= Simon Juach Deng =

South Sudanese diplomat

Simon Juach Deng is a South Sudanese politician and diplomat. He is currently the Head of Mission of the Embassy of South Sudan in Nairobi, Kenya. Ambassador Juach replaced Anthony Louis Kon in a presidential decree issued by the President of South Sudan in August 2026.

== Early life and education ==
Simon Juach, a former child soldier, previously served as a humanitarian worker with several organizations before transitioning to politics.

== Career ==
In October 2022, Simon Juach was appointed Head of Mission of the Republic of South Sudan to Uganda. He replaced Simon Duku.

Before his appointment as South Sudan Ambassador to the Republic of Uganda, Simon Juach worked as director of the Department of China Affairs at the Ministry of Foreign Affairs and International Cooperation.

In July 2023, Juach revealed that South Sudan would import electric power from the neighboring Uganda before the country transitions into a general election expected at the end of 2024. During the celebration of South Sudan Independence Day in Kampala, Juach called on South Sudanese people living in Uganda to embrace peace and unity and help in the economic recovery of the country from conflict.

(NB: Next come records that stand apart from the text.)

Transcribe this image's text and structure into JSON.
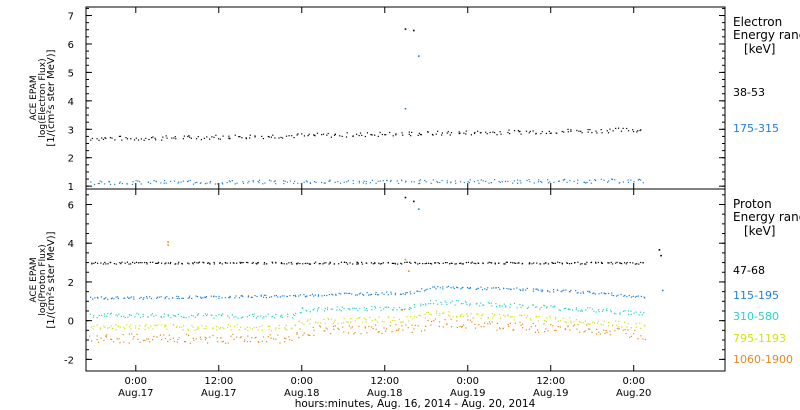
{
  "chart_data": [
    {
      "type": "scatter",
      "ylabel_lines": [
        "ACE EPAM",
        "log(Electron Flux)",
        "[1/(cm²s ster MeV)]"
      ],
      "ylim": [
        0.9,
        7.3
      ],
      "yticks": [
        1,
        2,
        3,
        4,
        5,
        6,
        7
      ],
      "legend_title": [
        "Electron",
        "Energy range",
        "[keV]"
      ],
      "series": [
        {
          "name": "38-53",
          "color": "#000000",
          "base": 2.7,
          "rise": 0.3,
          "noise": 0.08
        },
        {
          "name": "175-315",
          "color": "#1f7fd6",
          "base": 1.15,
          "rise": 0.05,
          "noise": 0.07
        }
      ],
      "spikes": [
        {
          "day": 1.62,
          "value": 6.55,
          "color": "#000000"
        },
        {
          "day": 1.67,
          "value": 6.5,
          "color": "#000000"
        },
        {
          "day": 1.7,
          "value": 5.6,
          "color": "#1f7fd6"
        },
        {
          "day": 1.62,
          "value": 3.75,
          "color": "#1f7fd6"
        }
      ]
    },
    {
      "type": "scatter",
      "ylabel_lines": [
        "ACE EPAM",
        "log(Proton Flux)",
        "[1/(cm²s ster MeV)]"
      ],
      "ylim": [
        -2.6,
        6.8
      ],
      "yticks": [
        -2,
        0,
        2,
        4,
        6
      ],
      "legend_title": [
        "Proton",
        "Energy range",
        "[keV]"
      ],
      "series": [
        {
          "name": "47-68",
          "color": "#000000",
          "base": 3.0,
          "noise": 0.05
        },
        {
          "name": "115-195",
          "color": "#1f7fd6",
          "base": 1.2,
          "noise": 0.07,
          "profile": [
            [
              0.0,
              1.2
            ],
            [
              0.92,
              1.3
            ],
            [
              1.2,
              1.4
            ],
            [
              1.65,
              1.45
            ],
            [
              1.78,
              1.75
            ],
            [
              2.3,
              1.65
            ],
            [
              2.7,
              1.5
            ],
            [
              3.1,
              1.2
            ],
            [
              3.6,
              1.25
            ]
          ]
        },
        {
          "name": "310-580",
          "color": "#2ad1c9",
          "base": 0.4,
          "noise": 0.12,
          "profile": [
            [
              0.0,
              0.3
            ],
            [
              0.92,
              0.25
            ],
            [
              1.0,
              0.6
            ],
            [
              1.65,
              0.7
            ],
            [
              1.78,
              1.0
            ],
            [
              2.3,
              0.8
            ],
            [
              2.7,
              0.6
            ],
            [
              3.1,
              0.35
            ],
            [
              3.6,
              0.3
            ]
          ]
        },
        {
          "name": "795-1193",
          "color": "#d2e210",
          "base": -0.2,
          "noise": 0.15,
          "profile": [
            [
              0.0,
              -0.3
            ],
            [
              0.92,
              -0.35
            ],
            [
              1.0,
              0.0
            ],
            [
              1.65,
              0.1
            ],
            [
              1.78,
              0.4
            ],
            [
              2.3,
              0.2
            ],
            [
              2.7,
              0.0
            ],
            [
              3.1,
              -0.3
            ],
            [
              3.6,
              -0.4
            ]
          ]
        },
        {
          "name": "1060-1900",
          "color": "#e5891a",
          "base": -0.8,
          "noise": 0.25,
          "profile": [
            [
              0.0,
              -0.9
            ],
            [
              0.92,
              -0.9
            ],
            [
              1.0,
              -0.5
            ],
            [
              1.65,
              -0.4
            ],
            [
              1.78,
              -0.1
            ],
            [
              2.3,
              -0.3
            ],
            [
              2.7,
              -0.4
            ],
            [
              3.1,
              -0.75
            ],
            [
              3.6,
              -0.85
            ]
          ]
        }
      ],
      "spikes": [
        {
          "day": 0.19,
          "value": 4.1,
          "color": "#e5891a"
        },
        {
          "day": 0.19,
          "value": 3.95,
          "color": "#e5891a"
        },
        {
          "day": 1.62,
          "value": 6.4,
          "color": "#000000"
        },
        {
          "day": 1.67,
          "value": 6.2,
          "color": "#000000"
        },
        {
          "day": 1.7,
          "value": 5.8,
          "color": "#1f7fd6"
        },
        {
          "day": 1.62,
          "value": 3.2,
          "color": "#e5891a"
        },
        {
          "day": 1.64,
          "value": 2.6,
          "color": "#e5891a"
        },
        {
          "day": 1.6,
          "value": 0.6,
          "color": "#e5891a"
        },
        {
          "day": 3.15,
          "value": 3.7,
          "color": "#000000"
        },
        {
          "day": 3.16,
          "value": 3.4,
          "color": "#000000"
        },
        {
          "day": 3.17,
          "value": 1.6,
          "color": "#1f7fd6"
        }
      ]
    }
  ],
  "x_axis": {
    "tick_times": [
      "0:00",
      "12:00",
      "0:00",
      "12:00",
      "0:00",
      "12:00",
      "0:00"
    ],
    "tick_dates": [
      "Aug.17",
      "Aug.17",
      "Aug.18",
      "Aug.18",
      "Aug.19",
      "Aug.19",
      "Aug.20"
    ],
    "tick_days": [
      0,
      0.5,
      1,
      1.5,
      2,
      2.5,
      3
    ],
    "xlim_days": [
      -0.3,
      3.55
    ],
    "data_end_day": 3.05,
    "xlabel": "hours:minutes, Aug. 16, 2014 - Aug. 20, 2014"
  }
}
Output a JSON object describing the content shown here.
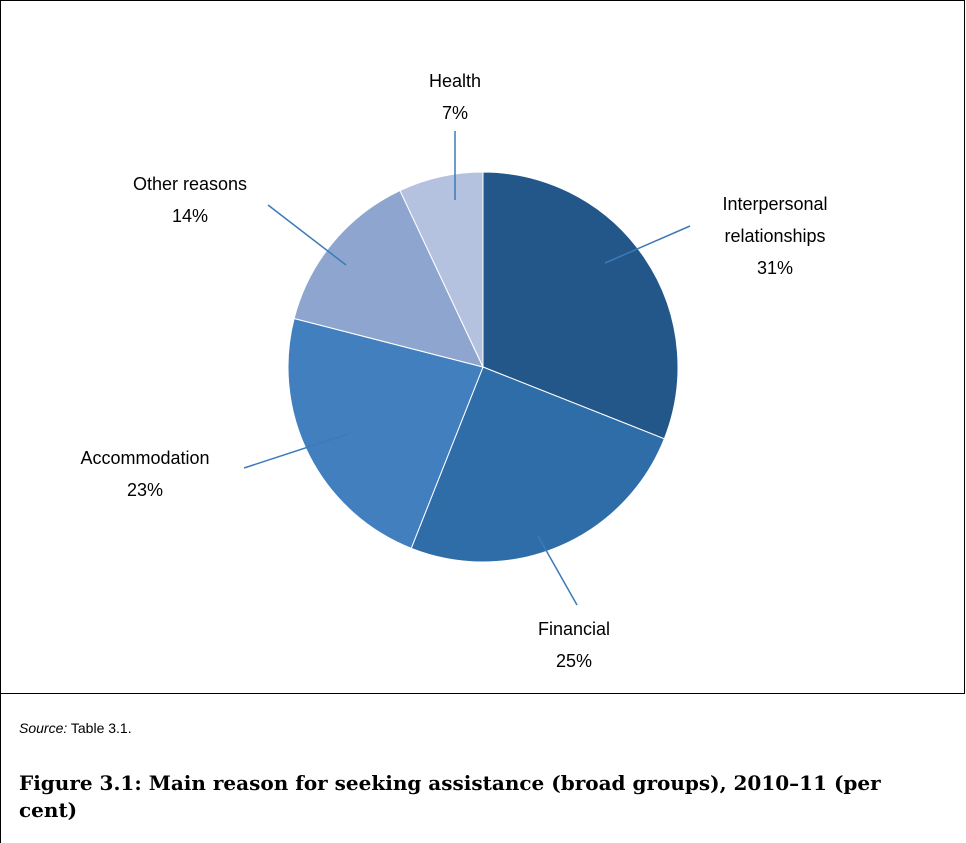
{
  "chart_data": {
    "type": "pie",
    "slices": [
      {
        "label_lines": [
          "Interpersonal",
          "relationships"
        ],
        "value_label": "31%",
        "value": 31,
        "color": "#23578a"
      },
      {
        "label_lines": [
          "Financial"
        ],
        "value_label": "25%",
        "value": 25,
        "color": "#2f6da8"
      },
      {
        "label_lines": [
          "Accommodation"
        ],
        "value_label": "23%",
        "value": 23,
        "color": "#417fbf"
      },
      {
        "label_lines": [
          "Other reasons"
        ],
        "value_label": "14%",
        "value": 14,
        "color": "#8ea6cf"
      },
      {
        "label_lines": [
          "Health"
        ],
        "value_label": "7%",
        "value": 7,
        "color": "#b5c2df"
      }
    ]
  },
  "source": {
    "prefix": "Source:",
    "text": " Table 3.1."
  },
  "caption": "Figure 3.1: Main reason for seeking assistance (broad groups), 2010–11 (per cent)"
}
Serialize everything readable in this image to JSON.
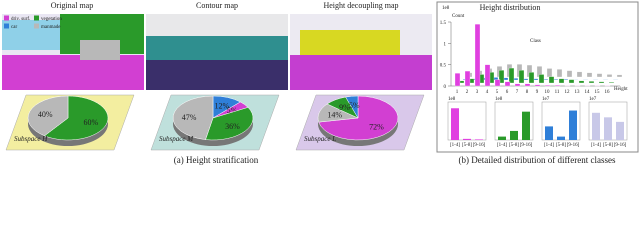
{
  "panel_a": {
    "caption": "(a) Height stratification",
    "maps": [
      {
        "title": "Original map"
      },
      {
        "title": "Contour map"
      },
      {
        "title": "Height decoupling map"
      }
    ],
    "legend": [
      {
        "name": "driv. surf.",
        "color": "#d23fd2"
      },
      {
        "name": "vegetation",
        "color": "#2a9a2a"
      },
      {
        "name": "car",
        "color": "#2f7fd8"
      },
      {
        "name": "manmade",
        "color": "#b8b8b8"
      }
    ],
    "pies": [
      {
        "label": "Subspace H",
        "values": [
          60,
          40
        ],
        "value_labels": [
          "60%",
          "40%"
        ],
        "colors": [
          "#2a9a2a",
          "#b8b8b8"
        ],
        "base": "#f3eea0"
      },
      {
        "label": "Subspace M",
        "values": [
          12,
          5,
          36,
          47
        ],
        "value_labels": [
          "12%",
          "5%",
          "36%",
          "47%"
        ],
        "colors": [
          "#2f7fd8",
          "#d23fd2",
          "#2a9a2a",
          "#b8b8b8"
        ],
        "base": "#bfe0dc"
      },
      {
        "label": "Subspace L",
        "values": [
          72,
          14,
          9,
          5
        ],
        "value_labels": [
          "72%",
          "14%",
          "9%",
          "5%"
        ],
        "colors": [
          "#d23fd2",
          "#b8b8b8",
          "#2a9a2a",
          "#2f7fd8"
        ],
        "base": "#d9c8ea"
      }
    ]
  },
  "panel_b": {
    "caption": "(b) Detailed distribution of different classes",
    "chart": {
      "type": "bar3d",
      "title": "Height distribution",
      "scale_label": "1e8",
      "y_label": "Count",
      "z_label": "Class",
      "x_label": "Height",
      "categories": [
        "1",
        "2",
        "3",
        "4",
        "5",
        "6",
        "7",
        "8",
        "9",
        "10",
        "11",
        "12",
        "13",
        "14",
        "15",
        "16"
      ],
      "ylim": [
        0,
        1.5
      ],
      "yticks": [
        0,
        0.5,
        1,
        1.5
      ],
      "series": [
        {
          "color": "#b8b8b8",
          "values": [
            0.1,
            0.15,
            0.2,
            0.25,
            0.3,
            0.3,
            0.28,
            0.25,
            0.2,
            0.18,
            0.15,
            0.12,
            0.1,
            0.08,
            0.06,
            0.05
          ]
        },
        {
          "color": "#2f7fd8",
          "values": [
            0.02,
            0.03,
            0.05,
            0.06,
            0.05,
            0.04,
            0.03,
            0.03,
            0.02,
            0.02,
            0.02,
            0.01,
            0.01,
            0.01,
            0.01,
            0.01
          ]
        },
        {
          "color": "#2a9a2a",
          "values": [
            0.05,
            0.1,
            0.2,
            0.25,
            0.3,
            0.35,
            0.3,
            0.25,
            0.2,
            0.15,
            0.1,
            0.08,
            0.05,
            0.04,
            0.03,
            0.02
          ]
        },
        {
          "color": "#e040e0",
          "values": [
            0.3,
            0.35,
            1.45,
            0.5,
            0.15,
            0.1,
            0.05,
            0.05,
            0.03,
            0.02,
            0.02,
            0.01,
            0.01,
            0.01,
            0.01,
            0.01
          ]
        }
      ]
    },
    "mini": [
      {
        "type": "bar",
        "scale_label": "1e8",
        "color": "#e040e0",
        "categories": [
          "[1-4]",
          "[5-8]",
          "[9-16]"
        ],
        "values": [
          2.8,
          0.1,
          0.05
        ],
        "ylim": [
          0,
          3
        ]
      },
      {
        "type": "bar",
        "scale_label": "1e8",
        "color": "#2a9a2a",
        "categories": [
          "[1-4]",
          "[5-8]",
          "[9-16]"
        ],
        "values": [
          0.3,
          0.8,
          2.5
        ],
        "ylim": [
          0,
          3
        ]
      },
      {
        "type": "bar",
        "scale_label": "1e7",
        "color": "#2f7fd8",
        "categories": [
          "[1-4]",
          "[5-8]",
          "[9-16]"
        ],
        "values": [
          1.2,
          0.3,
          2.6
        ],
        "ylim": [
          0,
          3
        ]
      },
      {
        "type": "bar",
        "scale_label": "1e7",
        "color": "#c8c8e8",
        "categories": [
          "[1-4]",
          "[5-8]",
          "[9-16]"
        ],
        "values": [
          2.4,
          2.0,
          1.6
        ],
        "ylim": [
          0,
          3
        ]
      }
    ]
  }
}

However, in April 2024, Juach was appointed as Executive Director in the Office of the President of South Sudan where he served for five months. He was removed in a presidential decree in October 2024 and replaced by Dominic Juk Chom.

In a similar decree, President Kiir named Juach as Head of Mission of the Republic of South Sudan to Zimbabwe, a position he served until August 2026 prior to his appointment as South Sudan Ambassador to the Republic of Kenya.